EPJ Web of Conferences ◽

10.1051/epjconf/201817009011 ◽

2018 ◽

Vol 170 ◽

pp. 09011

Author(s):

D. Sudac ◽

J. Obhođaš ◽

K. Nađ ◽

V. Valković

Keyword(s):

Methane Hydrate ◽

Chemical Formula ◽

Quality Of Data ◽

Water Ice ◽

Geological Past ◽

Hydrocarbon Sources ◽

Particle Imaging ◽

Life On Earth ◽

Globally Distributed

Relatively recently, in the last 20 years, it was discovered that methane hydrate (MH) deposits are globally distributed in the permafrost and oceans. Before 1965 when first deposits were discovered in nature, it was believed that MH can occur only in laboratory conditions or in vast parts of the Universe. Presently it is presumed that this solid crystalline compounds in which CH4 molecules occupies the water ice lattices (nominal chemical formula of MH is C4H62O23) can serve as an energy source favorably to the all of the world remaining conventional hydrocarbon sources. The worldwide estimates of MH deposits range from 2x1014 m3 to 3.053x1018 cubic meters. This uncertainty partly results from our limitations in geological understanding of the MH deposits, which is due to the relatively bad quality of data obtained by presently available seismic and electromagnetic techniques. Moreover, MH deposits can become vulnerable to climate changes, which were already occurring in geological past whit tremendous consequences for the global life on Earth.

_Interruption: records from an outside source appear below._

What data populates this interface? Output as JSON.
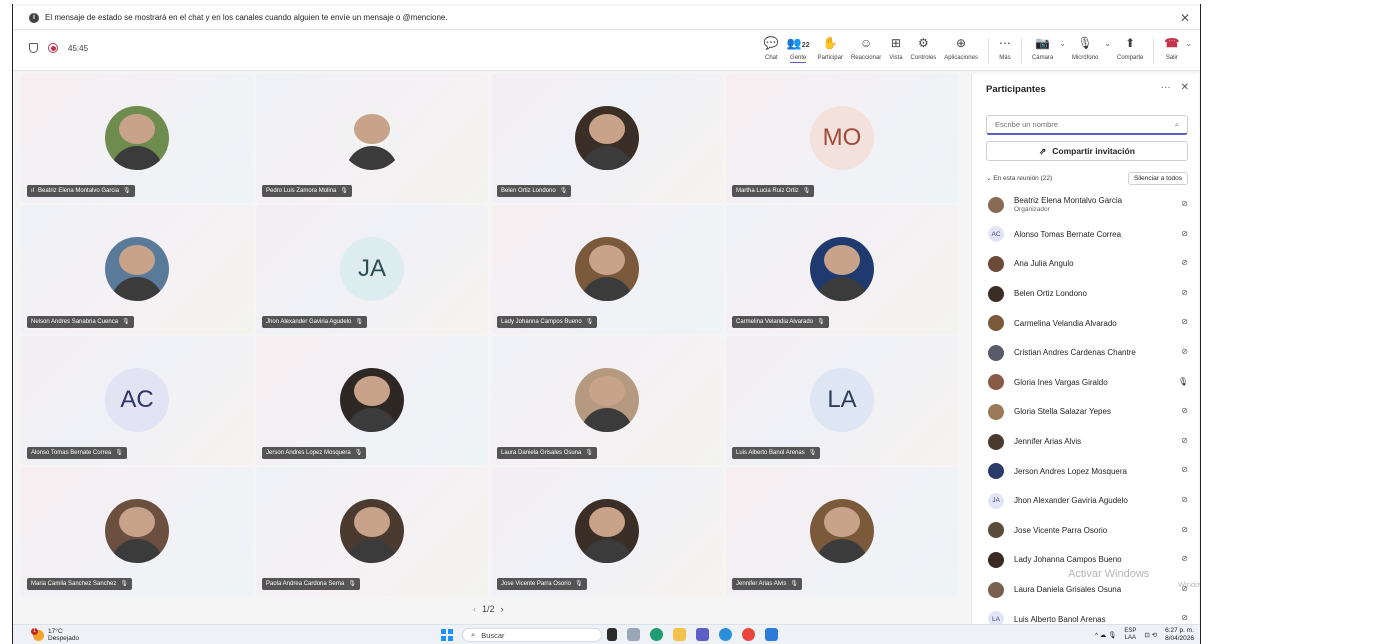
{
  "banner": {
    "text": "El mensaje de estado se mostrará en el chat y en los canales cuando alguien te envíe un mensaje o @mencione.",
    "info_glyph": "i",
    "close_glyph": "✕"
  },
  "toolbar": {
    "timer": "45:45",
    "people_count": "22",
    "buttons": [
      {
        "label": "Chat",
        "icon": "chat-icon",
        "glyph": "💬"
      },
      {
        "label": "Gente",
        "icon": "people-icon",
        "glyph": "👥"
      },
      {
        "label": "Participar",
        "icon": "raise-hand-icon",
        "glyph": "✋"
      },
      {
        "label": "Reaccionar",
        "icon": "react-icon",
        "glyph": "☺"
      },
      {
        "label": "Vista",
        "icon": "view-icon",
        "glyph": "⊞"
      },
      {
        "label": "Controles",
        "icon": "controls-icon",
        "glyph": "⚙"
      },
      {
        "label": "Aplicaciones",
        "icon": "apps-icon",
        "glyph": "⊕"
      },
      {
        "label": "Más",
        "icon": "more-icon",
        "glyph": "⋯"
      }
    ],
    "camera_label": "Cámara",
    "mic_label": "Micrófono",
    "share_label": "Comparte",
    "leave_label": "Salir",
    "camera_glyph": "📷",
    "mic_glyph": "🎙",
    "share_glyph": "⬆",
    "leave_glyph": "☎",
    "dropdown_glyph": "⌄"
  },
  "tiles": [
    {
      "name": "Beatriz Elena Montalvo Garcia",
      "avatar": "photo",
      "signal": "ıl"
    },
    {
      "name": "Pedro Luis Zamora Molina",
      "avatar": "photo"
    },
    {
      "name": "Belen Ortiz Londono",
      "avatar": "photo"
    },
    {
      "name": "Martha Lucia Ruiz Ortiz",
      "avatar": "initials",
      "initials": "MO"
    },
    {
      "name": "Nelson Andres Sanabria Cuenca",
      "avatar": "photo"
    },
    {
      "name": "Jhon Alexander Gaviria Agudelo",
      "avatar": "initials",
      "initials": "JA"
    },
    {
      "name": "Lady Johanna Campos Bueno",
      "avatar": "photo"
    },
    {
      "name": "Carmelina Velandia Alvarado",
      "avatar": "photo"
    },
    {
      "name": "Alonso Tomas Bernate Correa",
      "avatar": "initials",
      "initials": "AC"
    },
    {
      "name": "Jerson Andres Lopez Mosquera",
      "avatar": "photo"
    },
    {
      "name": "Laura Daniela Grisales Osuna",
      "avatar": "photo"
    },
    {
      "name": "Luis Alberto Banol Arenas",
      "avatar": "initials",
      "initials": "LA"
    },
    {
      "name": "Maria Camila Sanchez Sanchez",
      "avatar": "photo"
    },
    {
      "name": "Paola Andrea Cardona Serna",
      "avatar": "photo"
    },
    {
      "name": "Jose Vicente Parra Osorio",
      "avatar": "photo"
    },
    {
      "name": "Jennifer Arias Alvis",
      "avatar": "photo"
    }
  ],
  "pager": {
    "text": "1/2",
    "prev": "‹",
    "next": "›"
  },
  "panel": {
    "title": "Participantes",
    "more_glyph": "···",
    "close_glyph": "✕",
    "search_placeholder": "Escribe un nombre",
    "search_glyph": "⌕",
    "invite_label": "Compartir invitación",
    "invite_glyph": "⇗",
    "section_label": "En esta reunión (22)",
    "section_chevron": "⌄",
    "mute_all_label": "Silenciar a todos",
    "participants": [
      {
        "name": "Beatriz Elena Montalvo Garcia",
        "role": "Organizador",
        "mic": "muted"
      },
      {
        "name": "Alonso Tomas Bernate Correa",
        "initials": "AC",
        "mic": "muted"
      },
      {
        "name": "Ana Julia Angulo",
        "mic": "muted"
      },
      {
        "name": "Belen Ortiz Londono",
        "mic": "muted"
      },
      {
        "name": "Carmelina Velandia Alvarado",
        "mic": "muted"
      },
      {
        "name": "Cristian Andres Cardenas Chantre",
        "mic": "muted"
      },
      {
        "name": "Gloria Ines Vargas Giraldo",
        "mic": "on"
      },
      {
        "name": "Gloria Stella Salazar Yepes",
        "mic": "muted"
      },
      {
        "name": "Jennifer Arias Alvis",
        "mic": "muted"
      },
      {
        "name": "Jerson Andres Lopez Mosquera",
        "mic": "muted"
      },
      {
        "name": "Jhon Alexander Gaviria Agudelo",
        "initials": "JA",
        "mic": "muted"
      },
      {
        "name": "Jose Vicente Parra Osorio",
        "mic": "muted"
      },
      {
        "name": "Lady Johanna Campos Bueno",
        "mic": "muted"
      },
      {
        "name": "Laura Daniela Grisales Osuna",
        "mic": "muted"
      },
      {
        "name": "Luis Alberto Banol Arenas",
        "initials": "LA",
        "mic": "muted"
      }
    ]
  },
  "watermark": {
    "line1": "Activar Windows",
    "line2": "Windows."
  },
  "taskbar": {
    "temperature": "17°C",
    "weather": "Despejado",
    "search_placeholder": "Buscar",
    "search_glyph": "⌕",
    "lang_top": "ESP",
    "lang_bottom": "LAA",
    "time": "6:27 p. m.",
    "date": "8/04/2026",
    "tray_glyphs": "^ ☁ 🎙",
    "net_glyph": "⊡ ⟲"
  },
  "colors": {
    "accent": "#5b5fc7",
    "record": "#c4314b",
    "leave": "#c4314b"
  }
}
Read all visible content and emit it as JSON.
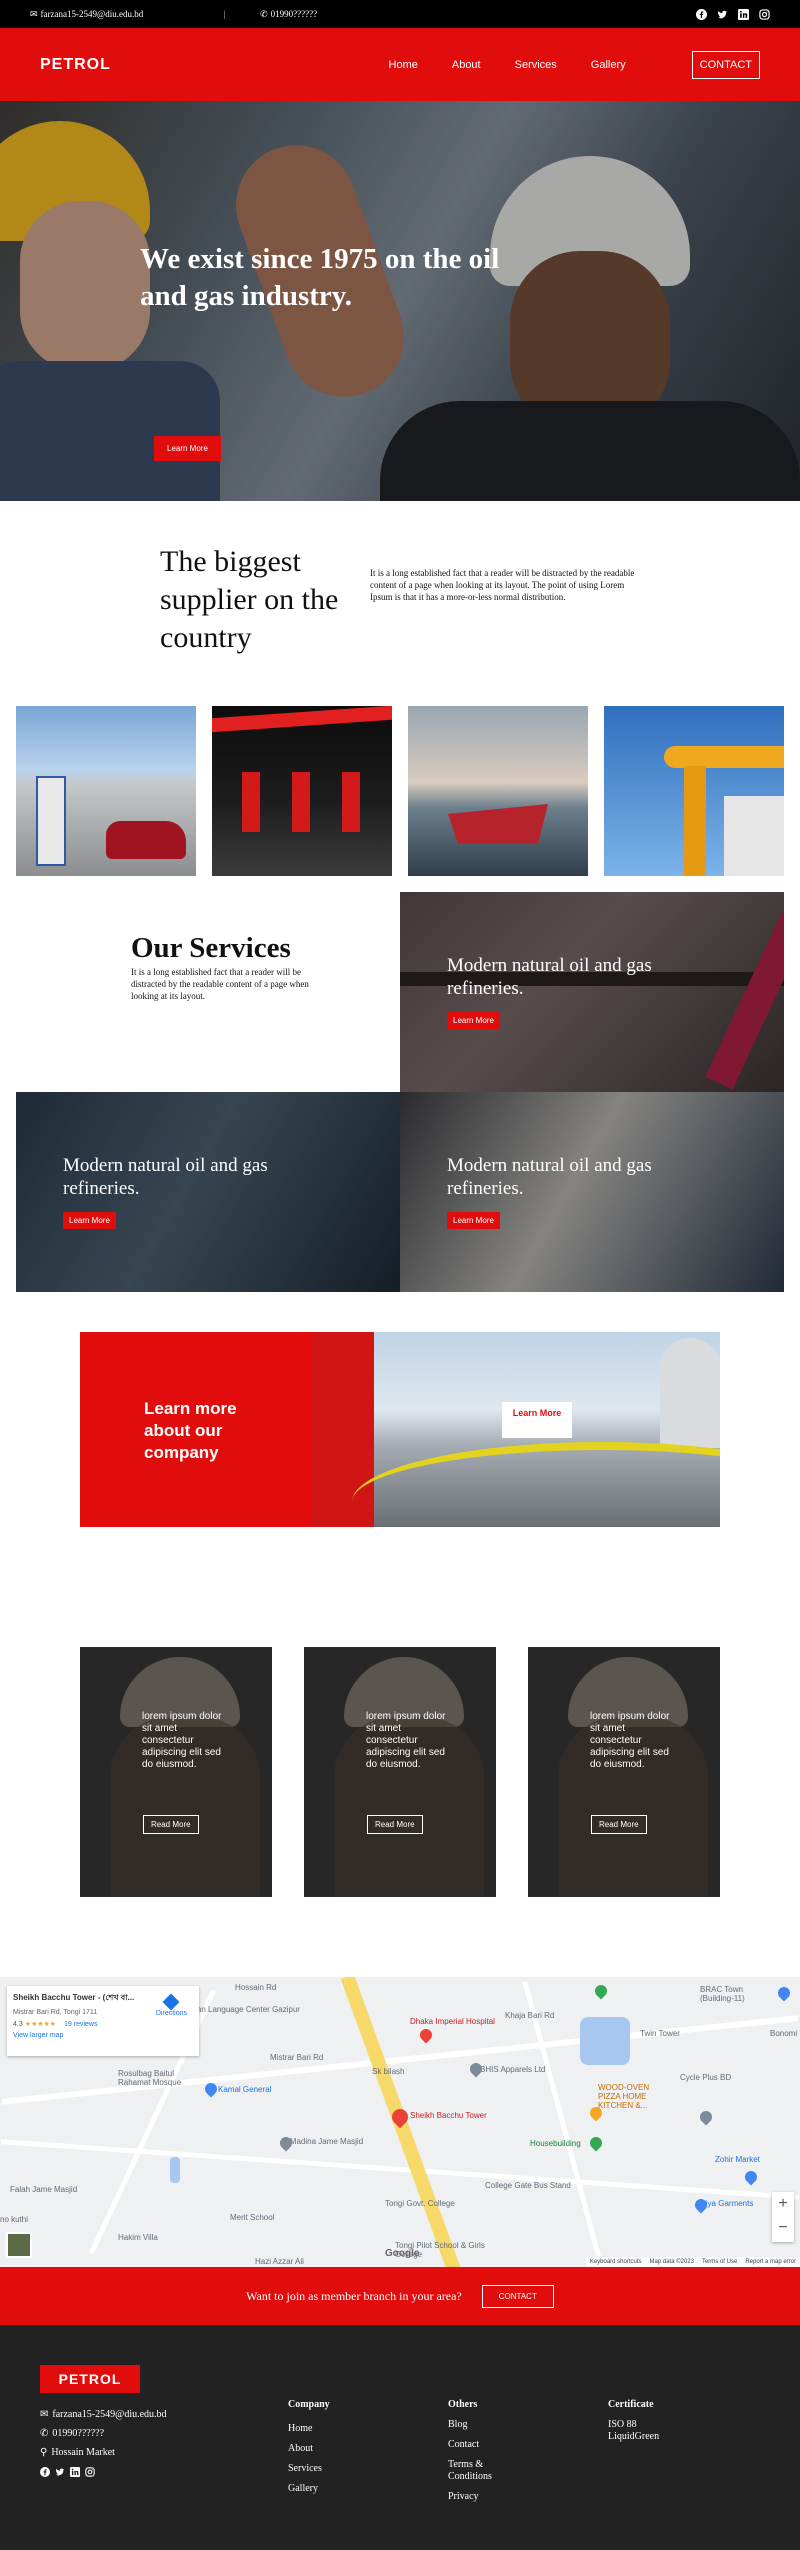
{
  "topbar": {
    "email": "farzana15-2549@diu.edu.bd",
    "separator": "|",
    "phone": "01990??????",
    "social": [
      "facebook-icon",
      "twitter-icon",
      "linkedin-icon",
      "instagram-icon"
    ]
  },
  "nav": {
    "logo": "PETROL",
    "links": [
      "Home",
      "About",
      "Services",
      "Gallery"
    ],
    "contact": "CONTACT"
  },
  "hero": {
    "headline": "We exist since 1975 on the oil and gas industry.",
    "button": "Learn More"
  },
  "supplier": {
    "title": "The biggest supplier on the country",
    "text": "It is a long established fact that a reader will be distracted by the readable content of a page when looking at its layout. The point of using Lorem Ipsum is that it has a more-or-less normal distribution."
  },
  "services": {
    "title": "Our Services",
    "text": "It is a long established fact that a reader will be distracted by the readable content of a page when looking at its layout.",
    "items": [
      {
        "title": "Modern natural oil and gas refineries.",
        "button": "Learn More"
      },
      {
        "title": "Modern natural oil and gas refineries.",
        "button": "Learn More"
      },
      {
        "title": "Modern natural oil and gas refineries.",
        "button": "Learn More"
      }
    ]
  },
  "learn": {
    "title": "Learn more about our company",
    "button": "Learn More"
  },
  "cards": [
    {
      "text": "lorem ipsum dolor sit amet consectetur adipiscing elit sed do eiusmod.",
      "button": "Read More"
    },
    {
      "text": "lorem ipsum dolor sit amet consectetur adipiscing elit sed do eiusmod.",
      "button": "Read More"
    },
    {
      "text": "lorem ipsum dolor sit amet consectetur adipiscing elit sed do eiusmod.",
      "button": "Read More"
    }
  ],
  "map": {
    "place_title": "Sheikh Bacchu Tower - (শেখ বা...",
    "place_address": "Mistrar Bari Rd, Tongi 1711",
    "rating": "4.3",
    "stars": "★★★★★",
    "reviews": "19 reviews",
    "larger_map": "View larger map",
    "directions": "Directions",
    "labels": {
      "korean": "Korean Language Center Gazipur",
      "dhaka_hospital": "Dhaka Imperial Hospital",
      "twin": "Twin Tower",
      "brac": "BRAC Town (Building-11)",
      "bonomi": "Bonomi",
      "rosulbag": "Rosulbag Baitul Rahamat Mosque",
      "kamal": "Kamal General",
      "bilash": "Sk bilash",
      "bhis": "BHIS Apparels Ltd",
      "wood": "WOOD-OVEN PIZZA HOME KITCHEN &...",
      "cycle": "Cycle Plus BD",
      "tower": "Sheikh Bacchu Tower",
      "house": "Housebuilding",
      "zohir": "Zohir Market",
      "madina": "Al-Madina Jame Masjid",
      "falah": "Falah Jame Masjid",
      "college_bus": "College Gate Bus Stand",
      "tongi_college": "Tongi Govt. College",
      "riya": "Riya Garments",
      "merit": "Merit School",
      "hakim": "Hakim Villa",
      "pilot": "Tongi Pilot School & Girls College",
      "hazi": "Hazi Azzar Ali",
      "kuthi": "no kuthi",
      "hossain_rd": "Hossain Rd",
      "khaja": "Khaja Bari Rd",
      "mistar": "Mistrar Bari Rd"
    },
    "google": "Google",
    "footer": [
      "Keyboard shortcuts",
      "Map data ©2023",
      "Terms of Use",
      "Report a map error"
    ],
    "zoom_in": "+",
    "zoom_out": "−"
  },
  "join": {
    "text": "Want to join as member branch in your area?",
    "button": "CONTACT"
  },
  "footer": {
    "logo": "PETROL",
    "email": "farzana15-2549@diu.edu.bd",
    "phone": "01990??????",
    "address": "Hossain Market",
    "company": {
      "title": "Company",
      "items": [
        "Home",
        "About",
        "Services",
        "Gallery"
      ]
    },
    "others": {
      "title": "Others",
      "items": [
        "Blog",
        "Contact",
        "Terms & Conditions",
        "Privacy"
      ]
    },
    "certificate": {
      "title": "Certificate",
      "items": [
        "ISO 88 LiquidGreen"
      ]
    }
  },
  "colors": {
    "accent": "#e10d0d",
    "dark": "#222222",
    "black": "#000000"
  }
}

Thus, further development of advanced techniques is needed to enhance our abilities to better characterize, quantify and monitor the MH deposits. In the work presented 14 MeV neutrons and associated alpha particle imaging (API) where used to quantify the amount of MH in the sample. Samples were prepared from sea sediment, quartz sand and MH simulant. MH simulant with chemical formula C4H46O23 was made from sucrose (25 % by mass) and water. MH quantity was measured by measuring the carbon content in the sample [1-8].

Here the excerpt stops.